Converting ASCII to EBCDIC With DFSORT
First, a disclaimer: Certain codepoints might need slight adjustment in some countries – for example if you have dollar versus pound sterling issues.
First you code an ALTSEQ statement:
ALTSEQ CODE=(0000,0101,0202,0303,0437,052D,062E,072F, 0816,0905,0A25,0B0B,0C0C,0D0D,0E0E,0F0F, 1010,1111,1212,1313,143C,153D,1632,1726, 1818,1919,1A3F,1B27,1C22,1D1D,1E35,1F1F, 2040,215A,227F,237B,245B,256C,2650,277D, 284D,295D,2A5C,2B4E,2C6B,2D60,2E4B,2F61, 30F0,31F1,32F2,33F3,34F4,35F5,36F6,37F7, 38F8,39F9,3A7A,3B5E,3C4C,3D7E,3E6E,3F6F, 407C,41C1,42C2,43C3,44C4,45C5,46C6,47C7, 48C8,49C9,4AD1,4BD2,4CD3,4DD4,4ED5,4FD6, 50D7,51D8,52D9,53E2,54E3,55E4,56E5,57E6, 58E7,59E8,5AE9,5BAD,5CE0,5DBD,5E5F,5F6D, 6079,6181,6282,6383,6484,6585,6686,6787, 6888,6989,6A91,6B92,6C93,6D94,6E95,6F96, 7097,7198,7299,73A2,74A3,75A4,76A5,77A6, 78A7,79A8,7AA9,7BC0,7C4F,7DD0,7EA1,7F07, 8043,8120,8221,831C,8423,85EB,8624,879B, 8871,8928,8A38,8B49,8C90,8DBA,8EEC,8FDF, 9045,9129,922A,939D,9472,952B,968A,979A, 9867,9956,9A64,9B4A,9C53,9D68,9E59,9F46, A0EA,A1DA,A22C,A3DE,A48B,A555,A641,A7FE, A858,A951,AA52,AB48,AC69,ADDB,AE8E,AF8D, B073,B174,B275,B3FA,B415,B5B0,B6B1,B7B3, B8B4,B9B5,BA6A,BBB7,BCB8,BDB9,BECC,BFBC, C0AB,C13E,C23B,C30A,C4BF,C58F,C63A,C714, C8A0,C917,CACB,CBCA,CC1A,CD1B,CE9C,CF04, D034,D1EF,D21E,D306,D408,D509,D677,D770, D8BE,D9BB,DAAC,DB54,DC63,DD65,DE66,DF62, E030,E142,E247,E357,E4EE,E533,E6B6,E7E1, E8CD,E9ED,EA36,EB44,ECCE,EDCF,EE31,EFAA, F0FC,F19E,F2AE,F38C,F4DD,F5DC,F639,F7FB, F880,F9AF,FAFD,FB78,FC76,FDB2,FE9F,FFFF)
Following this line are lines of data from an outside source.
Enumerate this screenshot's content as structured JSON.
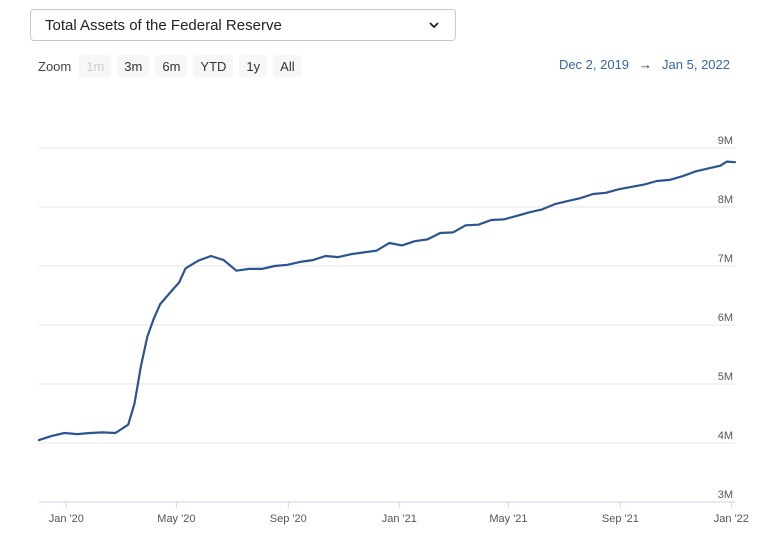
{
  "selector": {
    "value": "Total Assets of the Federal Reserve"
  },
  "zoom": {
    "label": "Zoom",
    "buttons": [
      {
        "label": "1m",
        "disabled": true
      },
      {
        "label": "3m",
        "disabled": false
      },
      {
        "label": "6m",
        "disabled": false
      },
      {
        "label": "YTD",
        "disabled": false
      },
      {
        "label": "1y",
        "disabled": false
      },
      {
        "label": "All",
        "disabled": false
      }
    ]
  },
  "range": {
    "from": "Dec 2, 2019",
    "arrow": "→",
    "to": "Jan 5, 2022"
  },
  "colors": {
    "line": "#2a5590",
    "grid": "#e6e6e6",
    "range_text": "#3366aa"
  },
  "chart_data": {
    "type": "line",
    "title": "",
    "xlabel": "",
    "ylabel": "",
    "ylim": [
      3000000,
      9000000
    ],
    "grid": true,
    "y_tick_labels": [
      "3M",
      "4M",
      "5M",
      "6M",
      "7M",
      "8M",
      "9M"
    ],
    "y_tick_values": [
      3000000,
      4000000,
      5000000,
      6000000,
      7000000,
      8000000,
      9000000
    ],
    "x_tick_labels": [
      "Jan '20",
      "May '20",
      "Sep '20",
      "Jan '21",
      "May '21",
      "Sep '21",
      "Jan '22"
    ],
    "x_tick_dates": [
      "2020-01-01",
      "2020-05-01",
      "2020-09-01",
      "2021-01-01",
      "2021-05-01",
      "2021-09-01",
      "2022-01-01"
    ],
    "series": [
      {
        "x": [
          "2019-12-02",
          "2019-12-16",
          "2019-12-30",
          "2020-01-13",
          "2020-01-27",
          "2020-02-10",
          "2020-02-24",
          "2020-03-09",
          "2020-03-16",
          "2020-03-23",
          "2020-03-30",
          "2020-04-06",
          "2020-04-13",
          "2020-04-27",
          "2020-05-04",
          "2020-05-11",
          "2020-05-25",
          "2020-06-08",
          "2020-06-22",
          "2020-07-06",
          "2020-07-20",
          "2020-08-03",
          "2020-08-17",
          "2020-08-31",
          "2020-09-14",
          "2020-09-28",
          "2020-10-12",
          "2020-10-26",
          "2020-11-09",
          "2020-11-23",
          "2020-12-07",
          "2020-12-21",
          "2021-01-04",
          "2021-01-18",
          "2021-02-01",
          "2021-02-15",
          "2021-03-01",
          "2021-03-15",
          "2021-03-29",
          "2021-04-12",
          "2021-04-26",
          "2021-05-10",
          "2021-05-24",
          "2021-06-07",
          "2021-06-21",
          "2021-07-05",
          "2021-07-19",
          "2021-08-02",
          "2021-08-16",
          "2021-08-30",
          "2021-09-13",
          "2021-09-27",
          "2021-10-11",
          "2021-10-25",
          "2021-11-08",
          "2021-11-22",
          "2021-12-06",
          "2021-12-20",
          "2021-12-27",
          "2022-01-05"
        ],
        "y": [
          4050000,
          4120000,
          4170000,
          4150000,
          4170000,
          4180000,
          4170000,
          4310000,
          4670000,
          5300000,
          5800000,
          6100000,
          6350000,
          6600000,
          6720000,
          6960000,
          7090000,
          7170000,
          7100000,
          6920000,
          6950000,
          6950000,
          7000000,
          7020000,
          7070000,
          7100000,
          7170000,
          7150000,
          7200000,
          7230000,
          7260000,
          7390000,
          7350000,
          7420000,
          7450000,
          7560000,
          7570000,
          7690000,
          7700000,
          7780000,
          7790000,
          7850000,
          7910000,
          7960000,
          8050000,
          8100000,
          8150000,
          8220000,
          8240000,
          8300000,
          8340000,
          8380000,
          8440000,
          8460000,
          8520000,
          8600000,
          8650000,
          8700000,
          8770000,
          8760000
        ]
      }
    ]
  }
}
Then you refer to this translation table in your control statements:
In this case the field STMT (which happens to be a DFSORT Symbol name) is translated using the ALTSEQ symbol table. (There is one translation table but it can be used by selected fields – those for which TRAN=ALTSEQ is specified.)
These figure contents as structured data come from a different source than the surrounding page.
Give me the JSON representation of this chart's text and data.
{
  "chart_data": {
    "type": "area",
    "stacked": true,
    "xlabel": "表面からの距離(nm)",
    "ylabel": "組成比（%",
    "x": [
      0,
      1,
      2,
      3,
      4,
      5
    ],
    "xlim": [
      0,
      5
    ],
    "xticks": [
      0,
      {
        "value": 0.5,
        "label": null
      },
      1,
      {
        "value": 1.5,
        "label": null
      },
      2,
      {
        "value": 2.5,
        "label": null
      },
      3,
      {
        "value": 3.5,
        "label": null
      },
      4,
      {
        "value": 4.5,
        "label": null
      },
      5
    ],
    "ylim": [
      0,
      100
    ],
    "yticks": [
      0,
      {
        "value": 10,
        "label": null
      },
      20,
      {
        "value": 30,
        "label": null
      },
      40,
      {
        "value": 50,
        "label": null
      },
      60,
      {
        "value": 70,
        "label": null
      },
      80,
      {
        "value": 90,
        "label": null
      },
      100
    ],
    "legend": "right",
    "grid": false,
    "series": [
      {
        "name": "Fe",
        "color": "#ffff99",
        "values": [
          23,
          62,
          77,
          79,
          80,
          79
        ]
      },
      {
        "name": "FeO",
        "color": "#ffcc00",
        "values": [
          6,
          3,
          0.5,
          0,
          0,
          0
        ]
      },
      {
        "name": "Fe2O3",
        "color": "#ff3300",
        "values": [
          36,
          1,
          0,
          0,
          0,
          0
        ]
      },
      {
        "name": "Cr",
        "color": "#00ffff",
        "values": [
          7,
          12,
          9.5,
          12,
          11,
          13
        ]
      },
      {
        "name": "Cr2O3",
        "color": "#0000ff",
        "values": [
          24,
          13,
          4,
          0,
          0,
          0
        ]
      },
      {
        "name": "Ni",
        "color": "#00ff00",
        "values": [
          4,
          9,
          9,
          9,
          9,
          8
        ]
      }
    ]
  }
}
TRAN=ALTSEQ has been supported by DFSORT for a number of years. As documented in the Reformatting: Translation section of Beyond Sorting also mentions TRAN=UTOL and TRAN=LTOU, which allow translation between lower and upper case.
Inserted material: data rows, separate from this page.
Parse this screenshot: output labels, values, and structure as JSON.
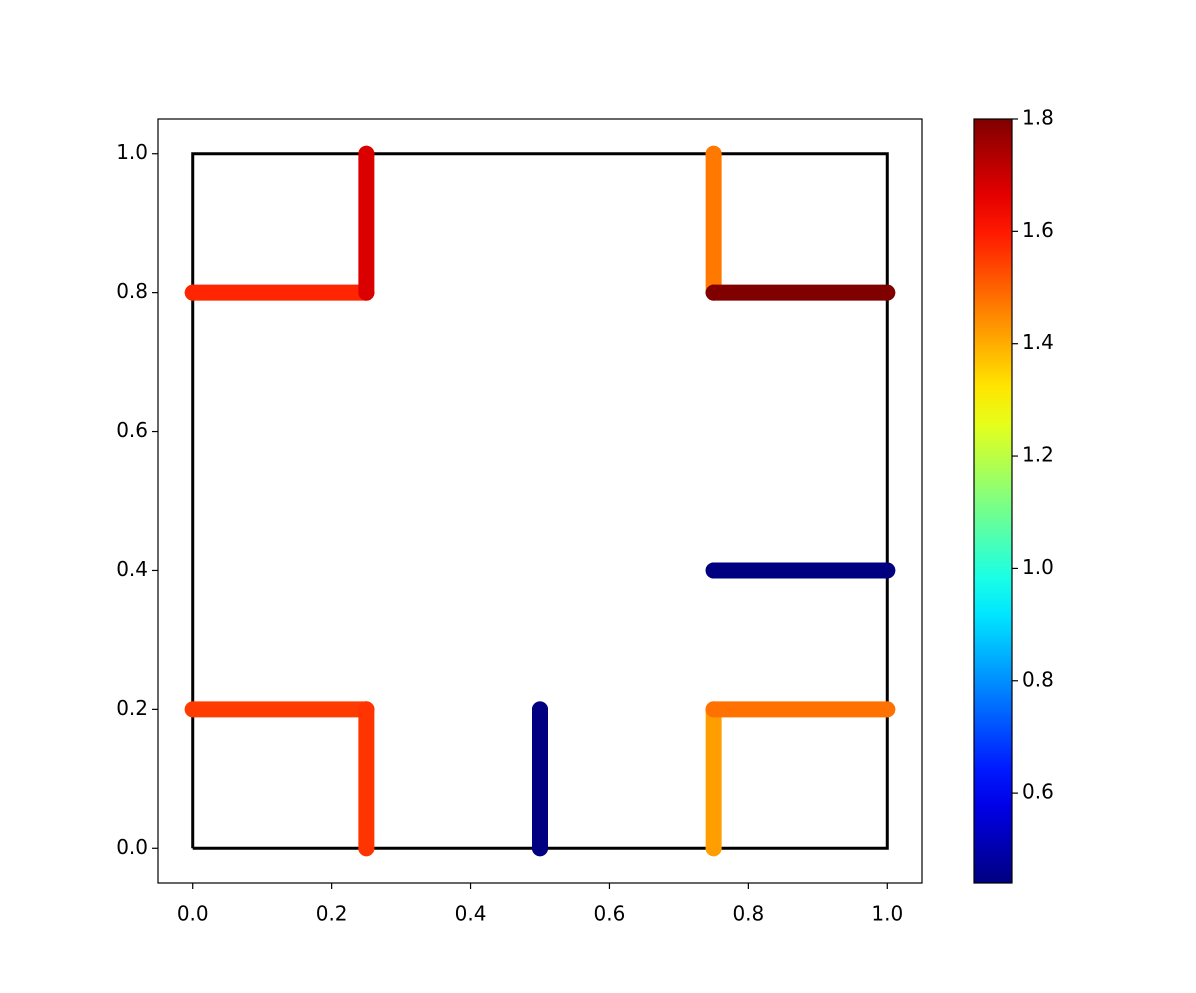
{
  "chart_data": {
    "type": "colored_segments",
    "colormap": "jet",
    "clim": [
      0.44,
      1.8
    ],
    "cticks": [
      0.6,
      0.8,
      {
        "value": 1,
        "label": "1.0"
      },
      1.2,
      1.4,
      1.6,
      1.8
    ],
    "xlim": [
      -0.05,
      1.05
    ],
    "ylim": [
      -0.05,
      1.05
    ],
    "xticks": [
      {
        "value": 0,
        "label": "0.0"
      },
      0.2,
      0.4,
      0.6,
      0.8,
      {
        "value": 1,
        "label": "1.0"
      }
    ],
    "yticks": [
      {
        "value": 0,
        "label": "0.0"
      },
      0.2,
      0.4,
      0.6,
      0.8,
      {
        "value": 1,
        "label": "1.0"
      }
    ],
    "outline": {
      "color": "#000000",
      "x": [
        0,
        1,
        1,
        0,
        0
      ],
      "y": [
        0,
        0,
        1,
        1,
        0
      ]
    },
    "segments": [
      {
        "x": [
          0,
          0.25
        ],
        "y": [
          0.8,
          0.8
        ],
        "value": 1.58
      },
      {
        "x": [
          0.25,
          0.25
        ],
        "y": [
          0.8,
          1.0
        ],
        "value": 1.68
      },
      {
        "x": [
          0.75,
          0.75
        ],
        "y": [
          0.8,
          1.0
        ],
        "value": 1.47
      },
      {
        "x": [
          0.75,
          1.0
        ],
        "y": [
          0.8,
          0.8
        ],
        "value": 1.8
      },
      {
        "x": [
          0.75,
          1.0
        ],
        "y": [
          0.4,
          0.4
        ],
        "value": 0.44
      },
      {
        "x": [
          0,
          0.25
        ],
        "y": [
          0.2,
          0.2
        ],
        "value": 1.55
      },
      {
        "x": [
          0.25,
          0.25
        ],
        "y": [
          0,
          0.2
        ],
        "value": 1.56
      },
      {
        "x": [
          0.5,
          0.5
        ],
        "y": [
          0,
          0.2
        ],
        "value": 0.44
      },
      {
        "x": [
          0.75,
          0.75
        ],
        "y": [
          0,
          0.2
        ],
        "value": 1.42
      },
      {
        "x": [
          0.75,
          1.0
        ],
        "y": [
          0.2,
          0.2
        ],
        "value": 1.48
      }
    ]
  }
}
In our code I have placed the ALTSEQ translation table in a data set pointed to by a (separate) DFSPARM DD. That makes it easier to manage. Indeed, if you do have code page issues you can address them using several such data sets, each with their own customisation for “local difficulties”.:-)
One final note: In Production I’ll probably use IFTHEN to automate the “blank in the first 10 bytes” test I mentioned above – as you can, with IFTHEN (UQ95213 / UQ95214), reformat records in different ways dependent on the input data. That includes choosing whether to use TRAN=ALTSEQ on individual fields.